25. Februar 2021, 09:34 Uhr

Über die Kritik an der Golden Globes-Verleihung – und die Bestechlichkeit der HFPA-Mitglieder. Ein Altpapier von Jenni Zylka.

Je ne chante pas pour Cremant

"Aint singing for Pepsi / Ain’t singing for Coke". Ich auch nicht, lieber Neil Young! Nie im Leben! Pfui Teufel! "Ain't singin' for Miller / Don't sing for Bud." Ok... mach ich auch nicht! Und Champagner... zut alors, je ne chante pas pour Champagne / je ne chante pas pour Cremant. Anders gesagt: Das würde ich selbstredend ebenfalls ablehnen. Seufz.

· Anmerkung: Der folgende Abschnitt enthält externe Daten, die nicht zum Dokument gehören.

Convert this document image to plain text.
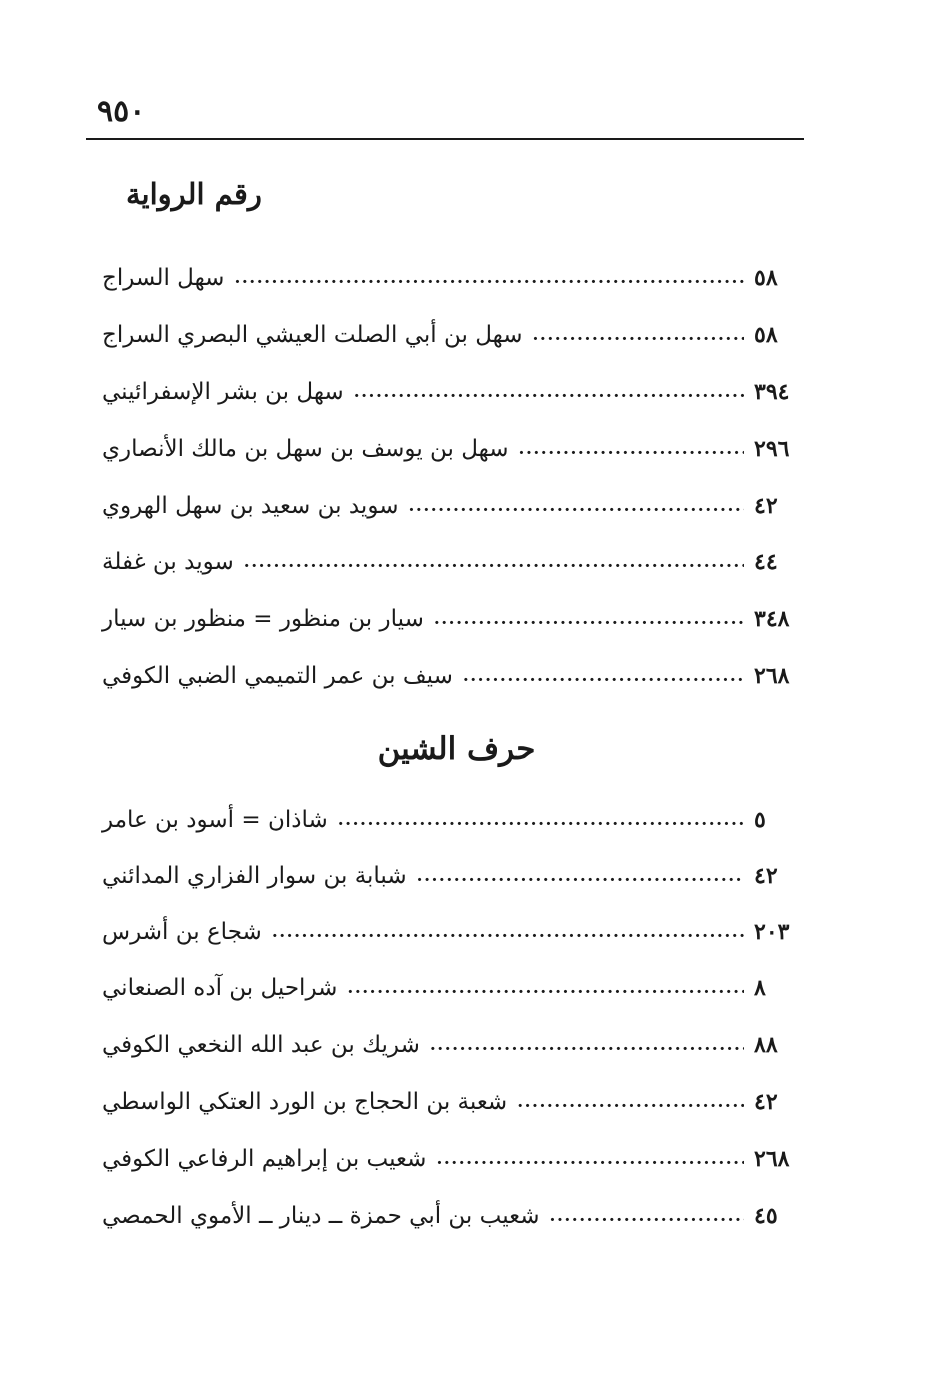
٩٥٠
رقم الرواية
سهل السراج .....	٥٨
سهل بن أبي الصلت العيشي البصري السراج .....	٥٨
سهل بن بشر الإسفرائيني .....	٣٩٤
سهل بن يوسف بن سهل بن مالك الأنصاري .....	٢٩٦
سويد بن سعيد بن سهل الهروي .....	٤٢
سويد بن غفلة .....	٤٤
سيار بن منظور = منظور بن سيار .....	٣٤٨
سيف بن عمر التميمي الضبي الكوفي .....	٢٦٨
حرف الشين
شاذان = أسود بن عامر .....	٥
شبابة بن سوار الفزاري المدائني .....	٤٢
شجاع بن أشرس .....	٢٠٣
شراحيل بن آده الصنعاني .....	٨
شريك بن عبد الله النخعي الكوفي .....	٨٨
شعبة بن الحجاج بن الورد العتكي الواسطي .....	٤٢
شعيب بن إبراهيم الرفاعي الكوفي .....	٢٦٨
شعيب بن أبي حمزة ــ دينار ــ الأموي الحمصي .....	٤٥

Nicht so die 87 Kolleg*innen der Hollywood Foreign Press Association HFPA, deren Organisation seit 78 Jahren die Film- (und Fernseh-)Preise "Golden Globes" vergibt, und dies auch am Sonntag wieder tun wird: Laut eines aufsehenerregenden Artikels in der Los Angeles Times von dieser Woche (hier eine lange Meldung dazu im Spiegel, hier im Standard) hat das exklusive Grüppchen, dessen Entscheidungen seit Urgedenken kritisiert und hinterfragt werden, in diesem Jahr noch mehr Vögel abgeschossen als sonst. Angeblich bekommen die Mitglieder, die als internationale Journalist*innen über die Filme der USA berichten (und einen Wohnsitz in Süd-Kalifornien nachweisen müssen - ich hab natürlich sofort nachgeguckt, ob ich ein geeignetes Mitglied wäre...) rund zwei Millionen Dollar im Jahr für ihre Arbeit, das Filmgucken. Das macht für jede*n ein Sümmchen von ungefähr 2000 Dollar im Monat. Nebenbei. Dazu kommen weitere Zahlungen. Und womit vertrödeln die Mitglieder ansonsten den schönen Tag im kalifornischen Palmenschatten?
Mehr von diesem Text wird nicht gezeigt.